Apple's new AI aims to take on GPT-4 with its ability to understand context clues
- Apple researchers developed a new AI system to "see" and interpret context from on-screen content.
- The "Reference Resolution As Language Modeling" system allows for more natural interactions with AI.
Apple's new development in AI aims to take on OpenAI's GPT products and may make your interactions with virtual assistants like Siri more intuitive.
The ReaLM system, which stands for "Reference Resolution As Language Modeling," understands ambiguous on-screen images and content and conversational context to enable more natural interactions with AI.
The new Apple system outperforms other large language models like GPT-4 when determining context and what linguistic expressions refer to, according to the researchers who created it. And, as a less complex system than other Large Language Models like OpenAI's GPT series, researchers called ReaLM "an ideal choice" for a context-deciphering system "that can exist on-device without compromising on performance."
For example, let's say you ask Siri to show you a list of local pharmacies. Upon being presented with the list, you might ask it to "Call the one on Rainbow Road" or "Call the bottom one." With ReaLM, instead of getting an error message asking for more information, Siri could decipher the context needed to follow through with such a task better than GPT-4 can, according to the Apple researchers who created the system.
"Human speech typically contains ambiguous references such as 'they' or 'that,' whose meaning is obvious (to other humans) given the context," the researchers wrote about ReaLM's abilities. "Being able to understand context, including references like these, is essential for a conversational assistant that aims to allow a user to naturally communicate their requirements to an agent, or to have a conversation with it."
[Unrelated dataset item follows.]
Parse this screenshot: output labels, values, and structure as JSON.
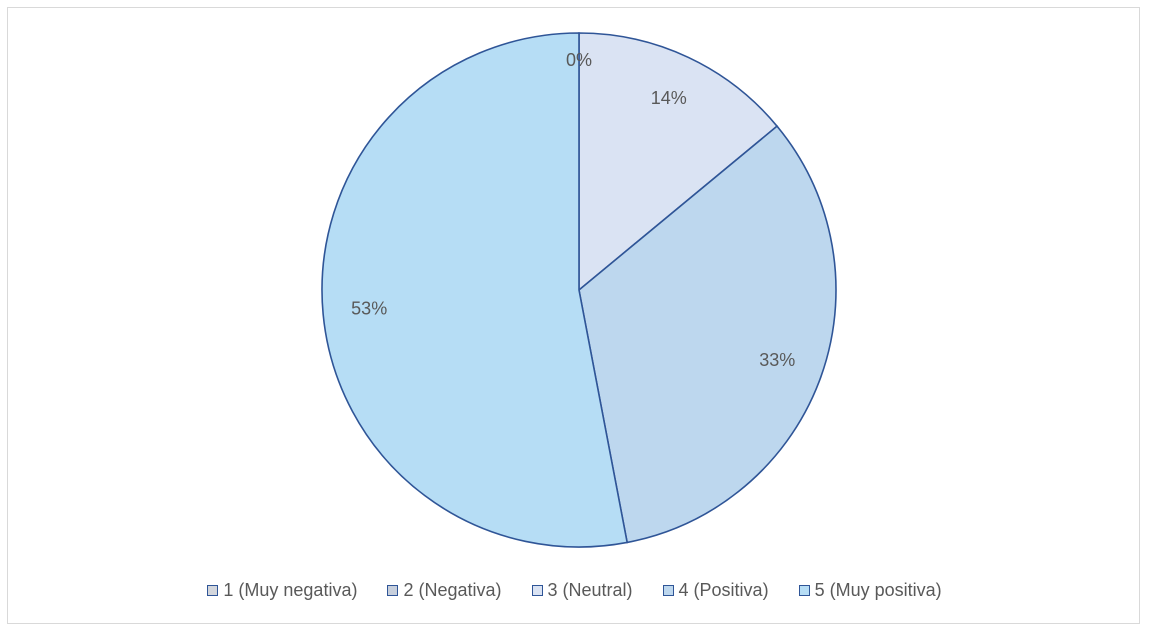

The ReaLM system can interpret images embedded in text, which the researchers say can be used to extract information like phone numbers or recipes from on-page images.
OpenAI's GPT-3.5 accepts only text input, and GPT-4, which can also contextualize images, is a large system trained mostly on natural, real-world images, not screenshots — which the Apple researchers say hinders its practical performance and makes ReaLM the better option for understanding on-screen information.
"Apple has long been seen as a laggard to Microsoft, Google, and Amazon in developing conversational AI," The Information reported. "The iPhone maker has a reputation for being a careful, deliberate developer of new products — a tactic that's worked well to gain the trust of consumers but may come to hurt it in the fast-paced AI race."
But with the teasing of ReaLM's capabilities, it appears Apple may be getting ready to enter the race in earnest.
The researchers behind ReaLM and representatives for OpenAI did not immediately respond to requests for comment from Business Insider.
It remains unclear when or whether ReaLM will be implemented into Siri or other Apple products, but CEO Tim Cook said during a recent earnings call that the company is "excited to share details of our ongoing work in AI later this year."